Thank you for highlighting relevant text of our Constitution! It's also helpful to show how the Preamble and the Tenth Amendment work together:

"We the People" did "ordain and establish" our "Constitution" to "establish Justice," "promote the general Welfare, and secure the Blessings of Liberty to ourselves" We the People “by the Constitution” merely “delegated to the United States” certain limited “powers” for the purposes stated in the Preamble; We “prohibited by it” (our Constitution) “to the States” certain “powers;” We “reserved to the States respectively” certain “powers;” and We “reserved” to “the people” all residual “powers.” The powers of the people include especially those in the First Amendment, which encompass speech related to public people and public issues, including voting.

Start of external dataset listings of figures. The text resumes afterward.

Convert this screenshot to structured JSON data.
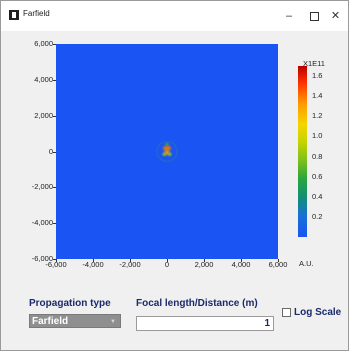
{
  "window": {
    "title": "Farfield",
    "minimize": "–",
    "close": "✕"
  },
  "chart_data": {
    "type": "heatmap",
    "title": "",
    "xlabel": "",
    "ylabel": "",
    "x_ticks": [
      "-6,000",
      "-4,000",
      "-2,000",
      "0",
      "2,000",
      "4,000",
      "6,000"
    ],
    "y_ticks": [
      "6,000",
      "4,000",
      "2,000",
      "0",
      "-2,000",
      "-4,000",
      "-6,000"
    ],
    "xlim": [
      -6000,
      6000
    ],
    "ylim": [
      -6000,
      6000
    ],
    "colorbar": {
      "scale_label": "X1E11",
      "unit_label": "A.U.",
      "ticks": [
        "1.6",
        "1.4",
        "1.2",
        "1.0",
        "0.8",
        "0.6",
        "0.4",
        "0.2"
      ],
      "range": [
        0,
        1.7
      ]
    },
    "background_color": "#1a54f2",
    "features": [
      {
        "x": -80,
        "y": 180,
        "value": 1.4
      },
      {
        "x": 80,
        "y": 180,
        "value": 1.4
      },
      {
        "x": 0,
        "y": -60,
        "value": 1.3
      },
      {
        "x": -150,
        "y": -150,
        "value": 0.8
      },
      {
        "x": 150,
        "y": -150,
        "value": 0.8
      },
      {
        "x": 0,
        "y": 400,
        "value": 0.6
      }
    ],
    "grid": false
  },
  "controls": {
    "propagation_type_label": "Propagation type",
    "propagation_type_value": "Farfield",
    "focal_length_label": "Focal length/Distance (m)",
    "focal_length_value": "1",
    "log_scale_label": "Log Scale",
    "log_scale_checked": false
  }
}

James Madison shed a lot of light on the foregoing as a member of the First Congress. On June 8, 1789, he proposed renovations of (amendments to) our Constitution. He especially sought to clarify and cement the sovereignty of the people (to better safeguard against abuses of power by any of our public servants). Madison recommended a renovation that elaborated on the language of the Constitution quoted above: "First. That there be prefixed to the constitution a declaration" of three aspects of the sovereignty of the people and the limitations of power of all public servants. Madison implicitly invoked paragraph 2 of the Declaration of Independence and he expressly revealed how our Declaration's principles permeate our Constitution:

"That all power is originally vested in and consequently derived from the people.

That government is instituted, and ought to be exercised for the benefit of the people; which consists in the enjoyment of life and liberty, with the right of acquiring and using property, and generally of pursuing and obtaining happiness and safety.

That the people have an indubitable, unalienable, and indefeasible right to reform or change their government, whenever it be found adverse or inadequate to the purposes of its institution."